Helen Almira Shafer (23 September 1839—20 January 1894) was an American educator and president of Wellesley College.

== Life ==

Helen Almira Shafer was born Newark, New Jersey on the 23 September 1839. Her father was a clergyman of the Congregational Church. She was educated in a seminary in Albion, New York, afterwards attending Oberlin College.

After graduating 1863, she taught in a school for young women in New Jersey, and for some years she was in charge of the advanced classes of the school. From 1865 to 1875 she was the teacher of mathematics in at Central High School in St. Louis, Missouri, where she attracted widespread attention for her superior methods of teaching algebra higher analytical mathematics. Professor W. T. Harris, then superintendent of the schools of St. Louis, ranked her as the most able and successful teacher of mathematics in the country.

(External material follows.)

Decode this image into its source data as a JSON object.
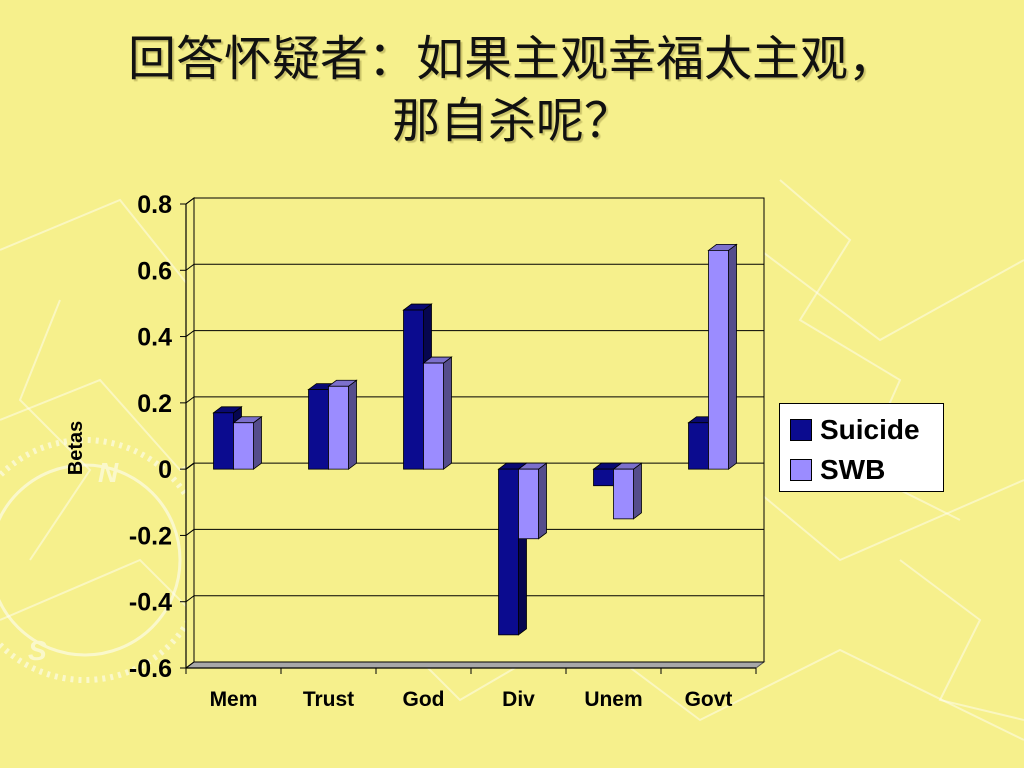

In 1877 she became professor of mathematics at Wellesley College, filling the position until 1888, when she was elected president of the college. Her work in Wellesley College as professor of mathematics was marked by even greater results than she achieved in St. Louis. Her methods were widely imitated in other schools. She is said to have visibly advanced the standing of Wellesley and was described as one of the most prominent and successful educators and college administrators of the nineteenth century.

In 1893 Shafer was awarded by Oberlin College a Doctorate of Law, making her only the second American woman to receive such an honour. She died on the 20 January 1894 in Wellesley, Massachusetts. After her death the College raised $625 to commission a memorial to her. Shafer Hall, a residential building at Wellesley College, was named in her honor.